Although the precise mechanism underlying the association between vitamin D level and CCC remains largely unknown, some plausible explanations may be proposed. Coronary angiogenesis and collateral growth are chronic adaptive processes against myocardial ischemia, which aim to restore coronary blood flow and protect myocardium against chronic ischemia. Nitric oxide (NO), an indicator of endothelial function, plays a major role in collateral vessel development. There has been increasing evidence indicating that vitamin D deficiency is associated with an increase in the incidence and severity of immune-inflammatory disorders. Recently, Molinari et al. described beneficial effects of vitamin D on vascular functions in terms of NO production [22]. Uberti et al. reported that vitamin D can prevent endothelial cell death through modulation of the interplay between apoptosis and autophagy. This effect is achieved through inhibition of superoxide anion generation, maintained mitochondria function and cell viability, activation of survival kinases, and induction of NO production [23]. Moreover, in a study by Amer et al., it was observed that 25(OH)D level ≤ 21 ng/ml is associated with increased serum CRP level, which is a major inflammatory marker for cardiovascular risk [24]. It is well known that an elevated level of CRP is associated with increased cardiovascular risk, even in healthy people. High-sensitivity CRP attenuates nitric oxide production and inhibits angiogenesis, which may result in impaired collateral development. Together with low vitamin D levels, the hs-CRP level was found to be significantly higher in our patients with poor collateral development.

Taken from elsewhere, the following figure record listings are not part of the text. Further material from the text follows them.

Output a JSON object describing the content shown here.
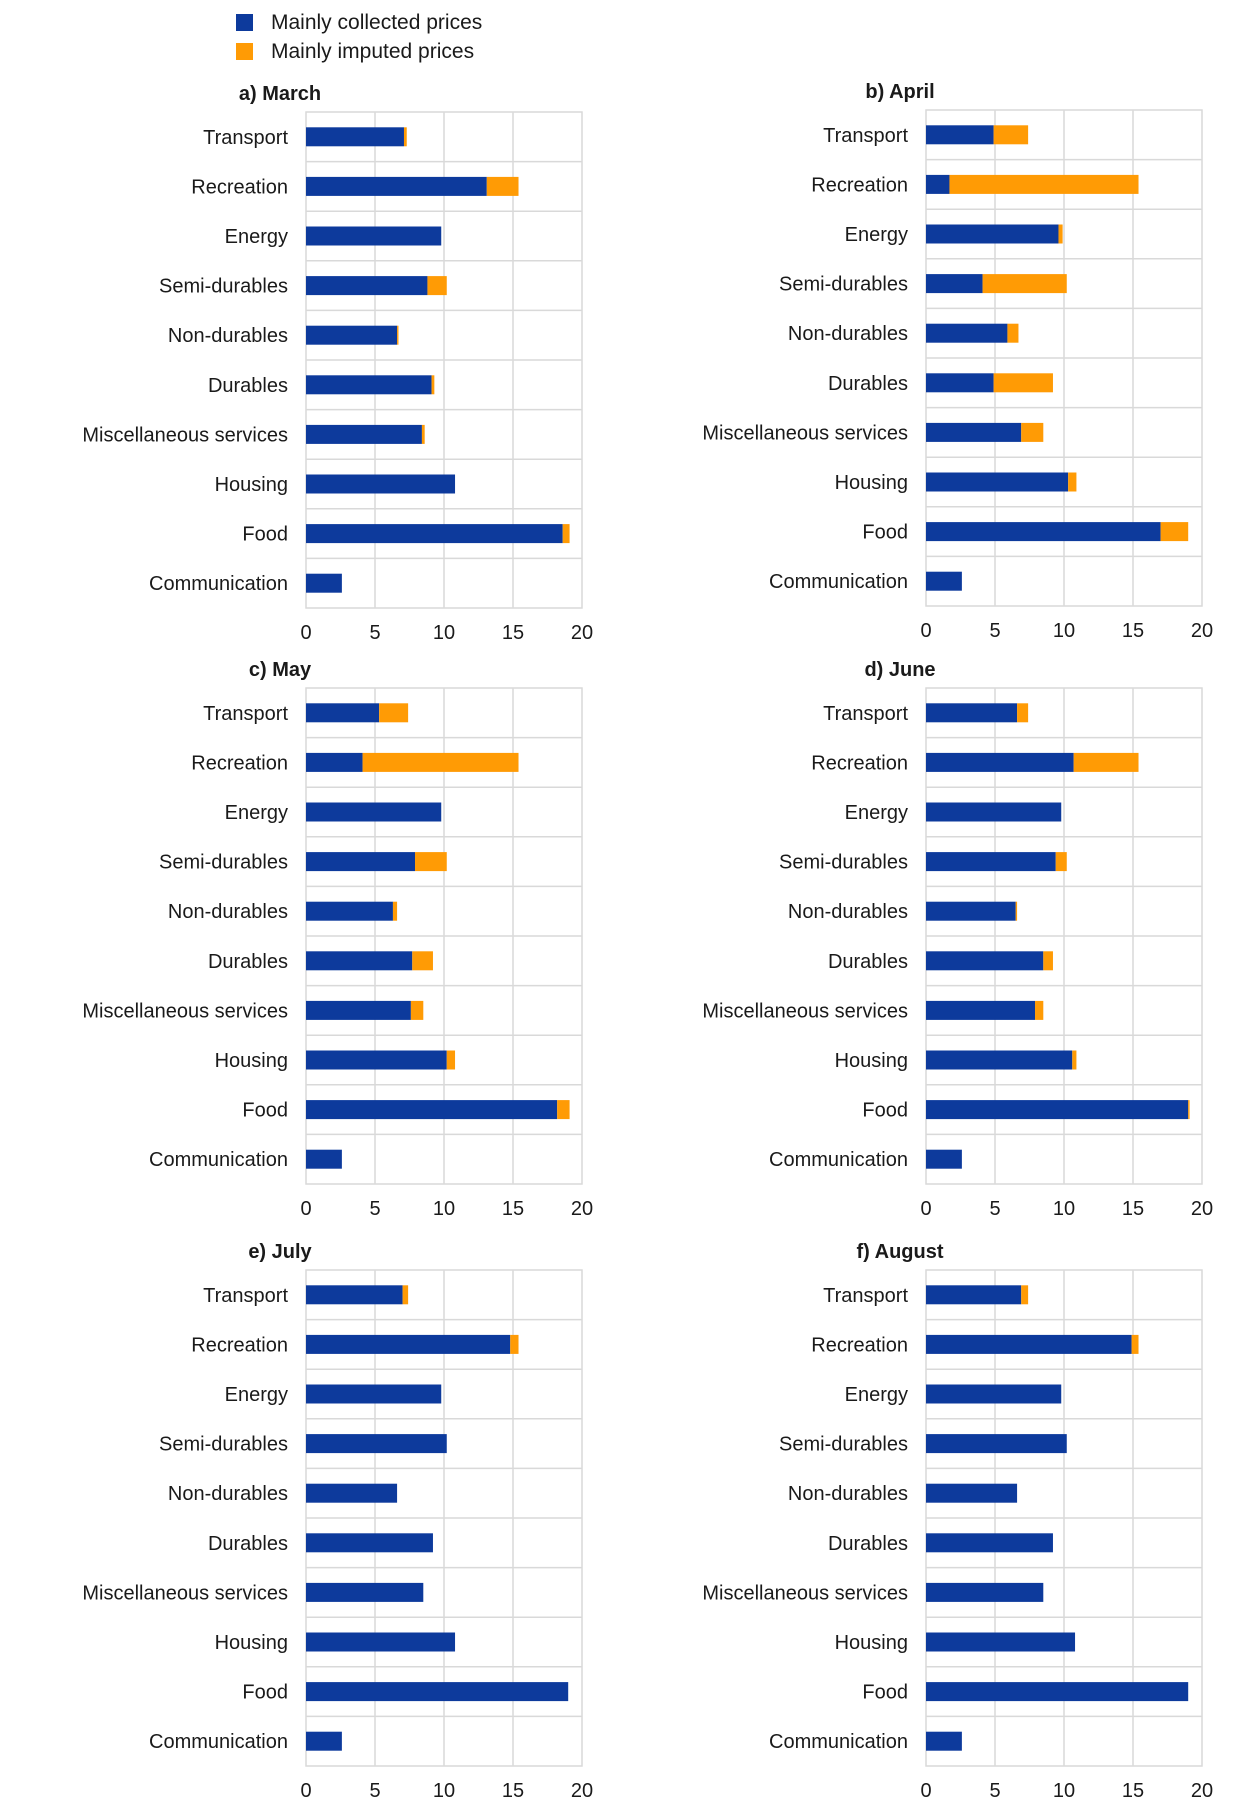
{
  "legend": {
    "collected_label": "Mainly collected prices",
    "imputed_label": "Mainly imputed prices"
  },
  "colors": {
    "collected": "#0d3a9c",
    "imputed": "#ff9b05"
  },
  "chart_data": [
    {
      "type": "bar",
      "orientation": "horizontal",
      "stacked": true,
      "title": "a) March",
      "categories": [
        "Transport",
        "Recreation",
        "Energy",
        "Semi-durables",
        "Non-durables",
        "Durables",
        "Miscellaneous services",
        "Housing",
        "Food",
        "Communication"
      ],
      "series": [
        {
          "name": "Mainly collected prices",
          "values": [
            7.1,
            13.1,
            9.8,
            8.8,
            6.6,
            9.1,
            8.4,
            10.8,
            18.6,
            2.6
          ]
        },
        {
          "name": "Mainly imputed prices",
          "values": [
            0.2,
            2.3,
            0.0,
            1.4,
            0.1,
            0.2,
            0.2,
            0.0,
            0.5,
            0.0
          ]
        }
      ],
      "xlim": [
        0,
        20
      ],
      "xticks": [
        0,
        5,
        10,
        15,
        20
      ],
      "grid": true
    },
    {
      "type": "bar",
      "orientation": "horizontal",
      "stacked": true,
      "title": "b) April",
      "categories": [
        "Transport",
        "Recreation",
        "Energy",
        "Semi-durables",
        "Non-durables",
        "Durables",
        "Miscellaneous services",
        "Housing",
        "Food",
        "Communication"
      ],
      "series": [
        {
          "name": "Mainly collected prices",
          "values": [
            4.9,
            1.7,
            9.6,
            4.1,
            5.9,
            4.9,
            6.9,
            10.3,
            17.0,
            2.6
          ]
        },
        {
          "name": "Mainly imputed prices",
          "values": [
            2.5,
            13.7,
            0.3,
            6.1,
            0.8,
            4.3,
            1.6,
            0.6,
            2.0,
            0.0
          ]
        }
      ],
      "xlim": [
        0,
        20
      ],
      "xticks": [
        0,
        5,
        10,
        15,
        20
      ],
      "grid": true
    },
    {
      "type": "bar",
      "orientation": "horizontal",
      "stacked": true,
      "title": "c) May",
      "categories": [
        "Transport",
        "Recreation",
        "Energy",
        "Semi-durables",
        "Non-durables",
        "Durables",
        "Miscellaneous services",
        "Housing",
        "Food",
        "Communication"
      ],
      "series": [
        {
          "name": "Mainly collected prices",
          "values": [
            5.3,
            4.1,
            9.8,
            7.9,
            6.3,
            7.7,
            7.6,
            10.2,
            18.2,
            2.6
          ]
        },
        {
          "name": "Mainly imputed prices",
          "values": [
            2.1,
            11.3,
            0.0,
            2.3,
            0.3,
            1.5,
            0.9,
            0.6,
            0.9,
            0.0
          ]
        }
      ],
      "xlim": [
        0,
        20
      ],
      "xticks": [
        0,
        5,
        10,
        15,
        20
      ],
      "grid": true
    },
    {
      "type": "bar",
      "orientation": "horizontal",
      "stacked": true,
      "title": "d) June",
      "categories": [
        "Transport",
        "Recreation",
        "Energy",
        "Semi-durables",
        "Non-durables",
        "Durables",
        "Miscellaneous services",
        "Housing",
        "Food",
        "Communication"
      ],
      "series": [
        {
          "name": "Mainly collected prices",
          "values": [
            6.6,
            10.7,
            9.8,
            9.4,
            6.5,
            8.5,
            7.9,
            10.6,
            19.0,
            2.6
          ]
        },
        {
          "name": "Mainly imputed prices",
          "values": [
            0.8,
            4.7,
            0.0,
            0.8,
            0.1,
            0.7,
            0.6,
            0.3,
            0.1,
            0.0
          ]
        }
      ],
      "xlim": [
        0,
        20
      ],
      "xticks": [
        0,
        5,
        10,
        15,
        20
      ],
      "grid": true
    },
    {
      "type": "bar",
      "orientation": "horizontal",
      "stacked": true,
      "title": "e) July",
      "categories": [
        "Transport",
        "Recreation",
        "Energy",
        "Semi-durables",
        "Non-durables",
        "Durables",
        "Miscellaneous services",
        "Housing",
        "Food",
        "Communication"
      ],
      "series": [
        {
          "name": "Mainly collected prices",
          "values": [
            7.0,
            14.8,
            9.8,
            10.2,
            6.6,
            9.2,
            8.5,
            10.8,
            19.0,
            2.6
          ]
        },
        {
          "name": "Mainly imputed prices",
          "values": [
            0.4,
            0.6,
            0.0,
            0.0,
            0.0,
            0.0,
            0.0,
            0.0,
            0.0,
            0.0
          ]
        }
      ],
      "xlim": [
        0,
        20
      ],
      "xticks": [
        0,
        5,
        10,
        15,
        20
      ],
      "grid": true
    },
    {
      "type": "bar",
      "orientation": "horizontal",
      "stacked": true,
      "title": "f) August",
      "categories": [
        "Transport",
        "Recreation",
        "Energy",
        "Semi-durables",
        "Non-durables",
        "Durables",
        "Miscellaneous services",
        "Housing",
        "Food",
        "Communication"
      ],
      "series": [
        {
          "name": "Mainly collected prices",
          "values": [
            6.9,
            14.9,
            9.8,
            10.2,
            6.6,
            9.2,
            8.5,
            10.8,
            19.0,
            2.6
          ]
        },
        {
          "name": "Mainly imputed prices",
          "values": [
            0.5,
            0.5,
            0.0,
            0.0,
            0.0,
            0.0,
            0.0,
            0.0,
            0.0,
            0.0
          ]
        }
      ],
      "xlim": [
        0,
        20
      ],
      "xticks": [
        0,
        5,
        10,
        15,
        20
      ],
      "grid": true
    }
  ]
}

Another potential mechanism to explain the association of vitamin D levels and development of CCC is the presence of an inverse relation between physical activity and vitamin D levels. There is evidence suggesting that exercise may enhance CCC in patients with severe coronary artery disease [25]. Previously, Seiler and colleagues conducted long-term cross-sectional prospective studies using the collateral flow index (CFI) measured during percutaneous angioplasty to assess the effects of chronic increases in physical activity (determined by a structured interview) on the collateral circulation of patients with coronary disease [26]. A correct association between vitamin D levels and physical activity has been reported by many investigators [27, 28]. Physical inactivity reflected by lower vitamin D levels may likely play a role in the deterioration of coronary collateral flow in patients with CTO.

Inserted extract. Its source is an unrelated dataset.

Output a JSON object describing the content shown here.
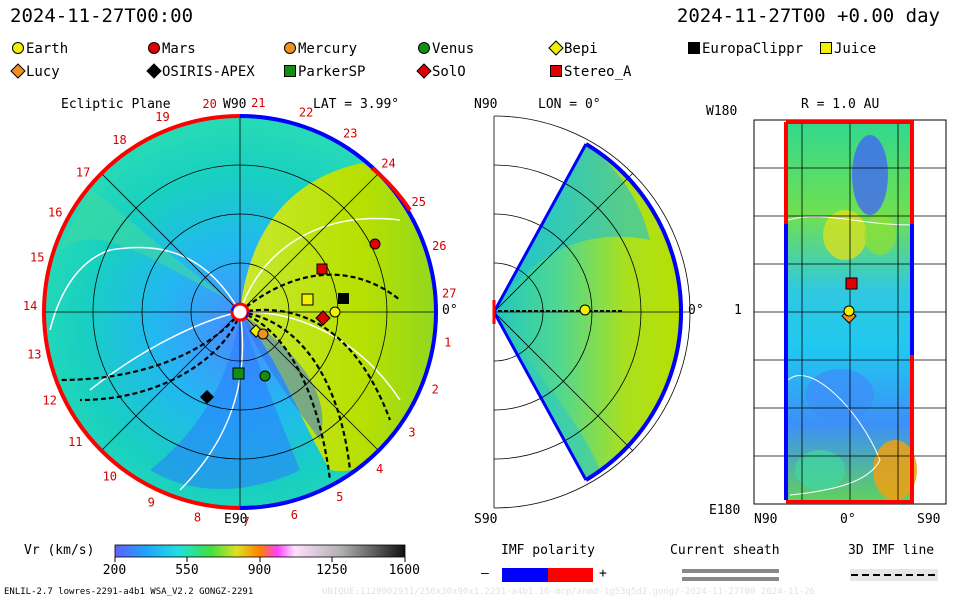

Collateral formation was assessed by coronary angiography in this study. Measuring collateral flow index by intravascular Doppler guidewire may provide a more objective physiological measurement of collateral grade. Also, diabetes was not found to have a relation with poor CCC in our study. As shown by Niccoli et al., better collateral development towards the culprit vessel has been observed in patients with diabetes compared to those without diabetes [29].

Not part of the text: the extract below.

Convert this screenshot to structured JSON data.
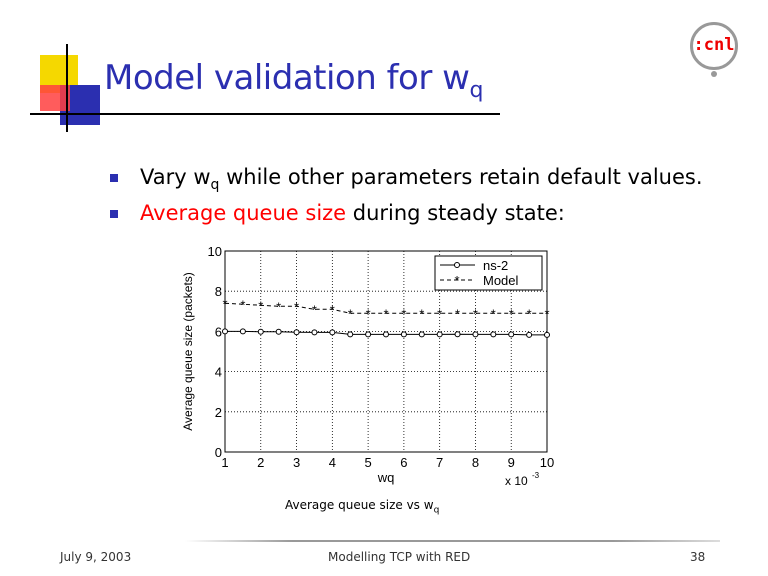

Although we found a correlation between low vitamin D levels and CCC, poor health status, which is closely related to vitamin D deficiency, may also be associated with poor CCC development in these patients. Although we established the association of serum 25(OH)D levels and CCC angiographically, the clinical relevance of this relation is still controversial. In a previous study Meier et al. noted that visible coronary collateral vessels may even be associated with poor outcomes in patients with acute coronary syndromes [30]. Prospective studies with clinical endpoints will be able to provide answers regarding the clinical relevance of the relation of serum 25(OH)D levels and CCC.

Conclusions

The present study shows that patients with a CTO and poor CCC have lower serum 25(OH)D levels compared to those with well-developed CCC. Our study also shows that, in patients with a CTO, low serum 25(OH)D level is an independent predictor of poor CCC. According to our results, we speculate that blunted collaterals might be a cause of poor cardiovascular outcomes in patients with CAD and vitamin D deficiency.